🤖 AI Summary
This study systematically investigates how Android app obfuscation and other transformations affect online malware detection. Method: We propose a data-driven attribution framework that models antivirus engine behavior, generating traceable samples via six controlled transformations and collecting 971,000 multi-engine detection reports for 179,000 apps from VirusTotal. Cross-validation across static, dynamic, and signature-based detection methods ensures robustness. Contribution/Results: We quantitatively characterize the differential robustness of these three detection paradigms against transformations—the first such empirical analysis—and identify key code- and behavior-level features governing detection decisions. Seven fundamental principles underlying detection failure are uncovered, clarifying root causes of evasion. Our framework significantly enhances the interpretability and attributability of black-box antivirus decisions, providing both empirical foundations and methodological guidance for improving detection models and conducting adversarial evaluations.
📝 Abstract
It is well known that antivirus engines are vulnerable to evasion techniques (e.g., obfuscation) that transform malware into its variants. However, it cannot be necessarily attributed to the effectiveness of these evasions, and the limits of engines may also make this unsatisfactory result. In this study, we propose a data-driven approach to measure the effect of app transformations to malware detection, and further explain why the detection result is produced by these engines. First, we develop an interaction model for antivirus engines, illustrating how they respond with different detection results in terms of varying inputs.
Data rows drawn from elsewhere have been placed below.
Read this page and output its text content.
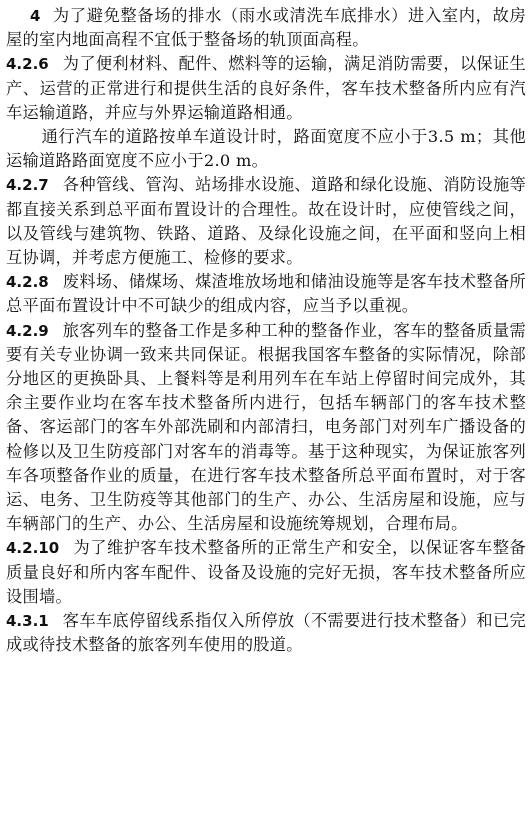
4 为了避免整备场的排水（雨水或清洗车底排水）进入室内，故房屋的室内地面高程不宜低于整备场的轨顶面高程。

4.2.6 为了便利材料、配件、燃料等的运输，满足消防需要，以保证生产、运营的正常进行和提供生活的良好条件，客车技术整备所内应有汽车运输道路，并应与外界运输道路相通。

通行汽车的道路按单车道设计时，路面宽度不应小于3.5 m；其他运输道路路面宽度不应小于2.0 m。

4.2.7 各种管线、管沟、站场排水设施、道路和绿化设施、消防设施等都直接关系到总平面布置设计的合理性。故在设计时，应使管线之间，以及管线与建筑物、铁路、道路、及绿化设施之间，在平面和竖向上相互协调，并考虑方便施工、检修的要求。

4.2.8 废料场、储煤场、煤渣堆放场地和储油设施等是客车技术整备所总平面布置设计中不可缺少的组成内容，应当予以重视。

4.2.9 旅客列车的整备工作是多种工种的整备作业，客车的整备质量需要有关专业协调一致来共同保证。根据我国客车整备的实际情况，除部分地区的更换卧具、上餐料等是利用列车在车站上停留时间完成外，其余主要作业均在客车技术整备所内进行，包括车辆部门的客车技术整备、客运部门的客车外部洗刷和内部清扫，电务部门对列车广播设备的检修以及卫生防疫部门对客车的消毒等。基于这种现实，为保证旅客列车各项整备作业的质量，在进行客车技术整备所总平面布置时，对于客运、电务、卫生防疫等其他部门的生产、办公、生活房屋和设施，应与车辆部门的生产、办公、生活房屋和设施统筹规划，合理布局。

4.2.10 为了维护客车技术整备所的正常生产和安全，以保证客车整备质量良好和所内客车配件、设备及设施的完好无损，客车技术整备所应设围墙。

4.3.1 客车车底停留线系指仅入所停放（不需要进行技术整备）和已完成或待技术整备的旅客列车使用的股道。
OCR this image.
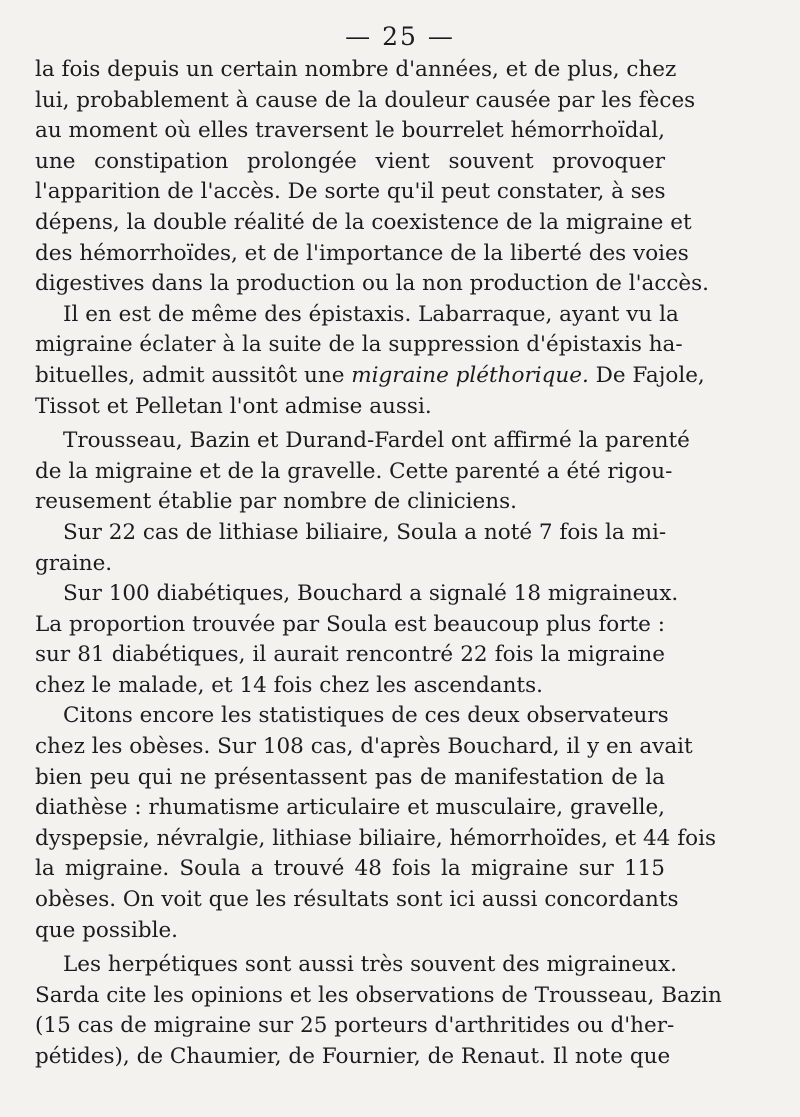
— 25 —
la fois depuis un certain nombre d'années, et de plus, chez
lui, probablement à cause de la douleur causée par les fèces
au moment où elles traversent le bourrelet hémorrhoïdal,
une constipation prolongée vient souvent provoquer
l'apparition de l'accès. De sorte qu'il peut constater, à ses
dépens, la double réalité de la coexistence de la migraine et
des hémorrhoïdes, et de l'importance de la liberté des voies
digestives dans la production ou la non production de l'accès.
Il en est de même des épistaxis. Labarraque, ayant vu la
migraine éclater à la suite de la suppression d'épistaxis ha-
bituelles, admit aussitôt une migraine pléthorique. De Fajole,
Tissot et Pelletan l'ont admise aussi.
Trousseau, Bazin et Durand-Fardel ont affirmé la parenté
de la migraine et de la gravelle. Cette parenté a été rigou-
reusement établie par nombre de cliniciens.
Sur 22 cas de lithiase biliaire, Soula a noté 7 fois la mi-
graine.
Sur 100 diabétiques, Bouchard a signalé 18 migraineux.
La proportion trouvée par Soula est beaucoup plus forte :
sur 81 diabétiques, il aurait rencontré 22 fois la migraine
chez le malade, et 14 fois chez les ascendants.
Citons encore les statistiques de ces deux observateurs
chez les obèses. Sur 108 cas, d'après Bouchard, il y en avait
bien peu qui ne présentassent pas de manifestation de la
diathèse : rhumatisme articulaire et musculaire, gravelle,
dyspepsie, névralgie, lithiase biliaire, hémorrhoïdes, et 44 fois
la migraine. Soula a trouvé 48 fois la migraine sur 115
obèses. On voit que les résultats sont ici aussi concordants
que possible.
Les herpétiques sont aussi très souvent des migraineux.
Sarda cite les opinions et les observations de Trousseau, Bazin
(15 cas de migraine sur 25 porteurs d'arthritides ou d'her-
pétides), de Chaumier, de Fournier, de Renaut. Il note que
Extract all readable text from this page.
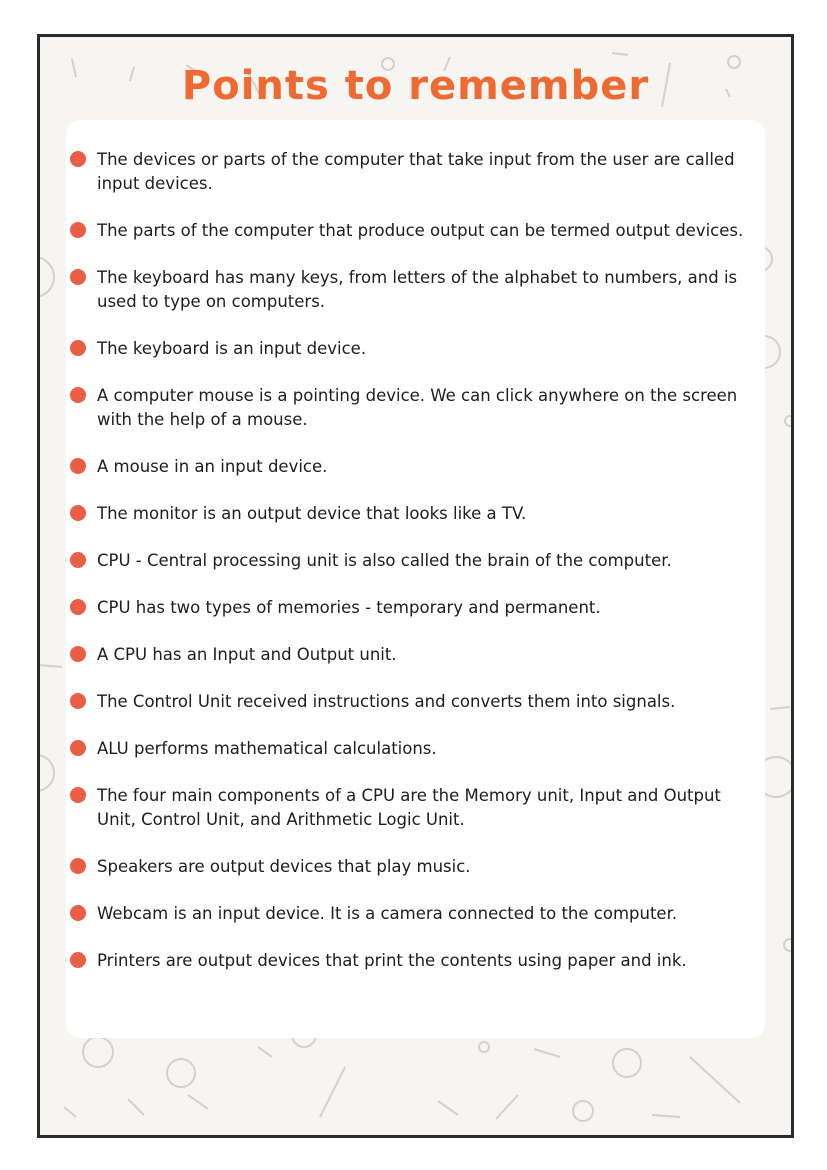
Points to remember
The devices or parts of the computer that take input from the user are called input devices.
The parts of the computer that produce output can be termed output devices.
The keyboard has many keys, from letters of the alphabet to numbers, and is used to type on computers.
The keyboard is an input device.
A computer mouse is a pointing device. We can click anywhere on the screen with the help of a mouse.
A mouse in an input device.
The monitor is an output device that looks like a TV.
CPU - Central processing unit is also called the brain of the computer.
CPU has two types of memories - temporary and permanent.
A CPU has an Input and Output unit.
The Control Unit received instructions and converts them into signals.
ALU performs mathematical calculations.
The four main components of a CPU are the Memory unit, Input and Output Unit, Control Unit, and Arithmetic Logic Unit.
Speakers are output devices that play music.
Webcam is an input device. It is a camera connected to the computer.
Printers are output devices that print the contents using paper and ink.
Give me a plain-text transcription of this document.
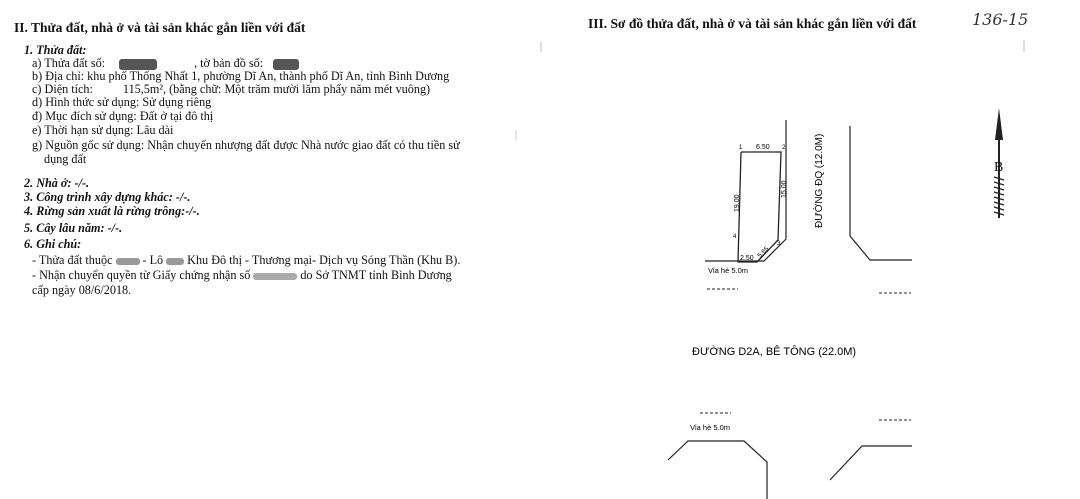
II. Thửa đất, nhà ở và tài sản khác gắn liền với đất
1. Thửa đất:
a) Thửa đất số:	, tờ bản đồ số:
b) Địa chỉ: khu phố Thống Nhất 1, phường Dĩ An, thành phố Dĩ An, tỉnh Bình Dương
c) Diện tích: 115,5m², (bằng chữ: Một trăm mười lăm phẩy năm mét vuông)
d) Hình thức sử dụng: Sử dụng riêng
đ) Mục đích sử dụng: Đất ở tại đô thị
e) Thời hạn sử dụng: Lâu dài
g) Nguồn gốc sử dụng: Nhận chuyển nhượng đất được Nhà nước giao đất có thu tiền sử
dụng đất
2. Nhà ở: -/-.
3. Công trình xây dựng khác: -/-.
4. Rừng sản xuất là rừng trồng:-/-.
5. Cây lâu năm: -/-.
6. Ghi chú:
- Thửa đất thuộc - Lô Khu Đô thị - Thương mại- Dịch vụ Sóng Thần (Khu B).
- Nhận chuyển quyền từ Giấy chứng nhận số	do Sở TNMT tỉnh Bình Dương
cấp ngày 08/6/2018.
III. Sơ đồ thửa đất, nhà ở và tài sản khác gắn liền với đất	136-15
1	2
3
4
6.50
19.00
15.00
2.50 5.65
ĐƯỜNG ĐQ (12.0M)
ĐƯỜNG D2A, BÊ TÔNG (22.0M)
Vỉa hè 5.0m
Vỉa hè 5.0m
B
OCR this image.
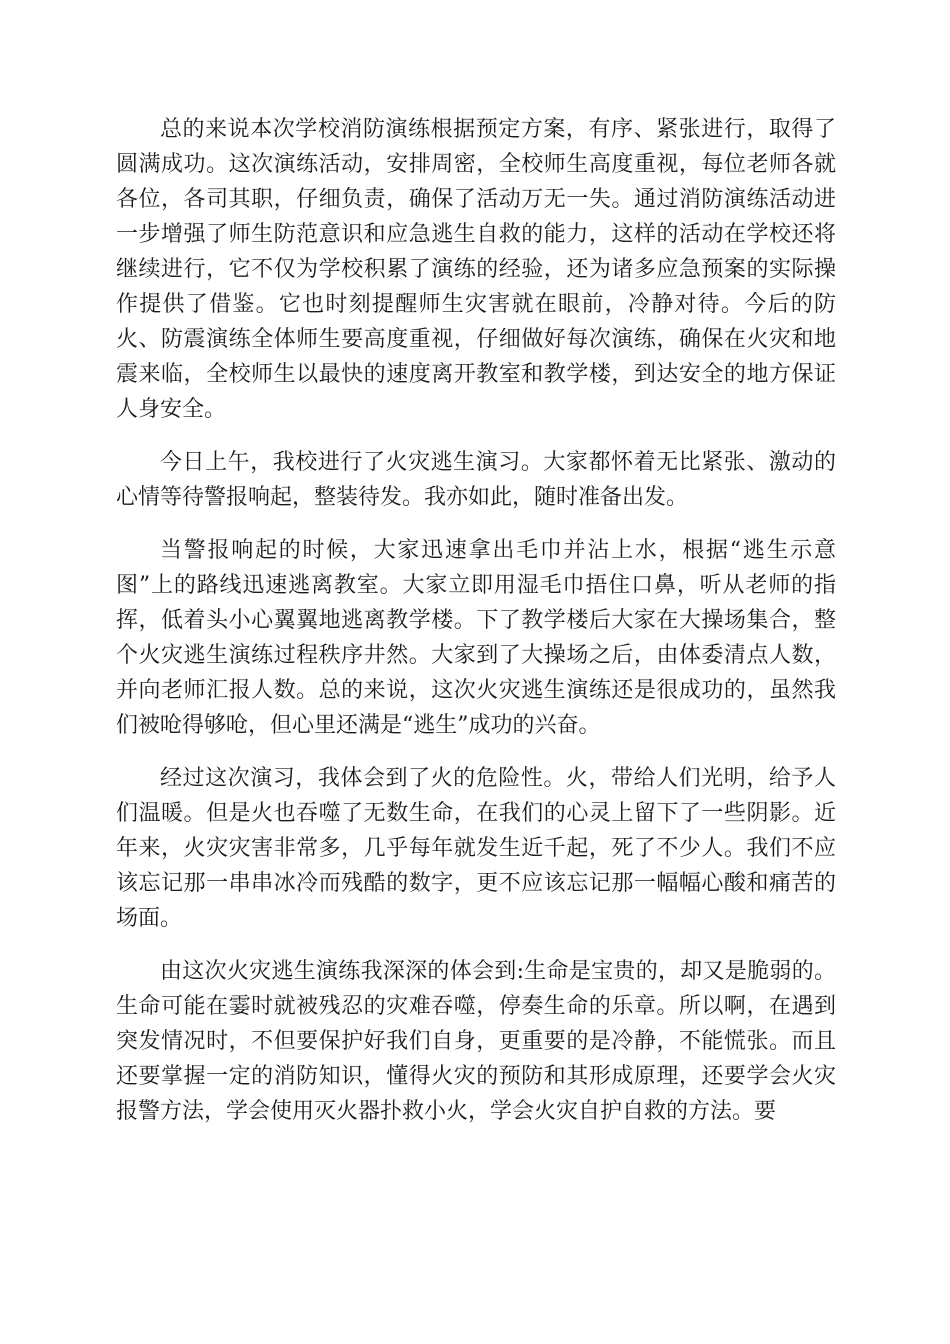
总的来说本次学校消防演练根据预定方案，有序、紧张进行，取得了圆满成功。这次演练活动，安排周密，全校师生高度重视，每位老师各就各位，各司其职，仔细负责，确保了活动万无一失。通过消防演练活动进一步增强了师生防范意识和应急逃生自救的能力，这样的活动在学校还将继续进行，它不仅为学校积累了演练的经验，还为诸多应急预案的实际操作提供了借鉴。它也时刻提醒师生灾害就在眼前，冷静对待。今后的防火、防震演练全体师生要高度重视，仔细做好每次演练，确保在火灾和地震来临，全校师生以最快的速度离开教室和教学楼，到达安全的地方保证人身安全。

今日上午，我校进行了火灾逃生演习。大家都怀着无比紧张、激动的心情等待警报响起，整装待发。我亦如此，随时准备出发。

当警报响起的时候，大家迅速拿出毛巾并沾上水，根据“逃生示意图”上的路线迅速逃离教室。大家立即用湿毛巾捂住口鼻，听从老师的指挥，低着头小心翼翼地逃离教学楼。下了教学楼后大家在大操场集合，整个火灾逃生演练过程秩序井然。大家到了大操场之后，由体委清点人数，并向老师汇报人数。总的来说，这次火灾逃生演练还是很成功的，虽然我们被呛得够呛，但心里还满是“逃生”成功的兴奋。

经过这次演习，我体会到了火的危险性。火，带给人们光明，给予人们温暖。但是火也吞噬了无数生命，在我们的心灵上留下了一些阴影。近年来，火灾灾害非常多，几乎每年就发生近千起，死了不少人。我们不应该忘记那一串串冰冷而残酷的数字，更不应该忘记那一幅幅心酸和痛苦的场面。

由这次火灾逃生演练我深深的体会到:生命是宝贵的，却又是脆弱的。生命可能在霎时就被残忍的灾难吞噬，停奏生命的乐章。所以啊，在遇到突发情况时，不但要保护好我们自身，更重要的是冷静，不能慌张。而且还要掌握一定的消防知识，懂得火灾的预防和其形成原理，还要学会火灾报警方法，学会使用灭火器扑救小火，学会火灾自护自救的方法。要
Six app transformation techniques are implemented in order to generate a large number of Android apps with traceable changes. Then we undertake a one-month tracking of app detection results from multiple antivirus engines, through which we obtain over 971K detection reports from VirusTotal for 179K apps in total. Last, we conduct a comprehensive analysis of antivirus engines based on these reports from the perspectives of signature-based, static analysis-based, and dynamic analysis-based detection techniques. The results, together with 7 highlighted findings, identify a number of sealed working mechanisms occurring inside antivirus engines and what are the indicators of compromise in apps during malware detection.